The audacious cyber criminals had taken the login details of a bank worker, through which they installed malware into the bank’s digital network, which allowed them to take full control of the bank’s transfer system.
Philippines suffered one of the biggest website attacks in April 2016, which affected the whole nation, even though it was underreported in European mainstream news. The cyber criminals had targeted the digital records of voters during the country’s general election, which saw around 55 million people losing personal information that had been stored in the database of the central electoral body. ‘Anonymous Philippines,’ the group that carried out the attack, then posted online the information they had collected.

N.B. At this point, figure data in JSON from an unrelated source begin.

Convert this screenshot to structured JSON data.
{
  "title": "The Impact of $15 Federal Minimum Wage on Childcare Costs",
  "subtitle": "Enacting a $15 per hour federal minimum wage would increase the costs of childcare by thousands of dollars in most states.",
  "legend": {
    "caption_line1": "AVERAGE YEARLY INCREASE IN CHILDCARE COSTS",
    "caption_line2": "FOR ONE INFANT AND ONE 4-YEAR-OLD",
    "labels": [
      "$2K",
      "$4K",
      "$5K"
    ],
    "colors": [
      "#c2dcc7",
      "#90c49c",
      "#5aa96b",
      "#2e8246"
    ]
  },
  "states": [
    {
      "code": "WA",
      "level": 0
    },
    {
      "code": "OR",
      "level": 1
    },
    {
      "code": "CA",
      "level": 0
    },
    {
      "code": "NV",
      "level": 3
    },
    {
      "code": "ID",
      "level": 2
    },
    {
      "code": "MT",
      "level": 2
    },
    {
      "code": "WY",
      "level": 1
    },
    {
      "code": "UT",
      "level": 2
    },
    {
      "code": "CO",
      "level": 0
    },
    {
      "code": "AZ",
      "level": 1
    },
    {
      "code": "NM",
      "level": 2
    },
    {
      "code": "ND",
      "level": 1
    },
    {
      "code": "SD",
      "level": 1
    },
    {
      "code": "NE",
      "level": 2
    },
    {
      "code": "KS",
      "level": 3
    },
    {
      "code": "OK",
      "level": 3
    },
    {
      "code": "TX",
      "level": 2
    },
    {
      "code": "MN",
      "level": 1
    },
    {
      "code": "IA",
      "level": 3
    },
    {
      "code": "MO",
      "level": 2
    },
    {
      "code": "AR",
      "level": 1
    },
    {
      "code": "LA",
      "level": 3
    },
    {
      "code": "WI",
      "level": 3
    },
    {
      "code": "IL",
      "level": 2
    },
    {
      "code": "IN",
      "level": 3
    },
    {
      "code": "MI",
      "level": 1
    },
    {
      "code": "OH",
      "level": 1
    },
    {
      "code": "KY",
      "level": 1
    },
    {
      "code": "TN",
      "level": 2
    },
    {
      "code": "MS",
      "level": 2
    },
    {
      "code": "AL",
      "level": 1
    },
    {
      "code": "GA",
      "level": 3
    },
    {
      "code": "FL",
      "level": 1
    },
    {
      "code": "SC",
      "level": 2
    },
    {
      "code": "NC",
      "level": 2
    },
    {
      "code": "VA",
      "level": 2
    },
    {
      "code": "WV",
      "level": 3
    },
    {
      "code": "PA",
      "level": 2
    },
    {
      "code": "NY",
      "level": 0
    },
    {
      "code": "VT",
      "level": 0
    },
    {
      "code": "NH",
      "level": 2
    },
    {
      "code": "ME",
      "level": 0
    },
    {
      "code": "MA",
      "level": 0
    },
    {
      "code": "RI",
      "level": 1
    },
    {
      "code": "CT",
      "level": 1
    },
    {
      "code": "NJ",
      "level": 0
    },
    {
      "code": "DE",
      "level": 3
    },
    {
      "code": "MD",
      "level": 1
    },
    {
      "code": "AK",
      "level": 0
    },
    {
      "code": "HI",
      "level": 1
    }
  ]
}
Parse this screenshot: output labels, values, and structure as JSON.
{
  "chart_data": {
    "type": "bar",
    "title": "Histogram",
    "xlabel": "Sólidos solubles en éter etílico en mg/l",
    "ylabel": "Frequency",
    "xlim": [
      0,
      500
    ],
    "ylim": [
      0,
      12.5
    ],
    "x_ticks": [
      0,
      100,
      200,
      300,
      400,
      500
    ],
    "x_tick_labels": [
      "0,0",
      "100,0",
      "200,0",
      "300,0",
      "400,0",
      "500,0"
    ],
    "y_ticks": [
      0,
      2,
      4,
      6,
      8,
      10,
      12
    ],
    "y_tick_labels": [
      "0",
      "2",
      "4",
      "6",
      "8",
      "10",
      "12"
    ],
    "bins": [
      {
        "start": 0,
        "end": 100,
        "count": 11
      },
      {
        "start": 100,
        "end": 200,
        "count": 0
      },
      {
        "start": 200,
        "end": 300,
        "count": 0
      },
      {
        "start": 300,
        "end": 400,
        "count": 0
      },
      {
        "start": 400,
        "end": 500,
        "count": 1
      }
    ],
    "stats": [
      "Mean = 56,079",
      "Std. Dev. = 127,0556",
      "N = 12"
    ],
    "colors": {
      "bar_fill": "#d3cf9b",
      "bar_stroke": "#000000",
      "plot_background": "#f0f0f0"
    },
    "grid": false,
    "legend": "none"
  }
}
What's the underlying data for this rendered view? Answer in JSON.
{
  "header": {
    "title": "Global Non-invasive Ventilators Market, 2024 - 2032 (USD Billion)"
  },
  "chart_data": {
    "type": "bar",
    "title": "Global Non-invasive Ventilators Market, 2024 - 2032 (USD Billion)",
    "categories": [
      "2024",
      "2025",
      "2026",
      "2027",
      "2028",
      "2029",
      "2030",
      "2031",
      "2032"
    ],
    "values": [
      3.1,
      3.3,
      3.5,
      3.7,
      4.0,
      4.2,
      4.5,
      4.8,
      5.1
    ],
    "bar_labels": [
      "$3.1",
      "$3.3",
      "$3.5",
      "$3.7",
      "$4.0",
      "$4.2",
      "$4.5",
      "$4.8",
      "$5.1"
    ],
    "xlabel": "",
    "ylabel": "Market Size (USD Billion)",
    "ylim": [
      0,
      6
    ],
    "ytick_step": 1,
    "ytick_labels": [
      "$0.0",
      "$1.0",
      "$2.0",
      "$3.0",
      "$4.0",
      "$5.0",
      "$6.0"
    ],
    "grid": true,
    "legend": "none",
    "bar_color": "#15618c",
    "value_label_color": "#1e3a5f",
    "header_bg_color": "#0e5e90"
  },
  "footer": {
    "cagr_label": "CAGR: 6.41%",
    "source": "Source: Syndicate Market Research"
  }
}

Sony suffered a major attack on its system in 2014, only three years after hackers had gained access to the company’s PlayStation Network and put the credit data cards of over 70 million customers at risk.
In the 2014 attack, the hackers, code-named ‘Guardians of Peace’, released confidential data from the world leading digital company, including personal, security, and financial information about its employees.
The attackers also got their hands on other business sensitive information such as scripts on upcoming films and the health data of some famous actors. It forced Sony to pull an upcoming film, The Interview, and sink in about $15 million to stop the attack, which barely did anything to solve the issue.
Reactions to the Cyber Attacks
In a reaction to the increasing threat of cyber attacks on businesses worldwide, New Zealand’s largest domain name and web hosting company, Umbrellar, recently signed a partnership with providers of the .kiwi domain name to protect 200,000 domain names.
“Recent research in New Zealand shows one in ten Kiwis are likely to fall for scam emails. Globally, spear-phishing directed toward company employees increased by 55% last year. So the risks are very real,” Brendan Wilde, Marketing Manager at Umbrellar Cloud Backup, said.
More businesses across the world have demonstrated a desire to beef up their cyber security systems in different ways and this has led to a rise in value for cybersecurity companies.
The attacks underline the importance of using a web hosting company that’s not just solid and experienced, but one that also makes dedicated efforts to take care of your business online. That means they’ll always be on top of things, providing continuous support and management.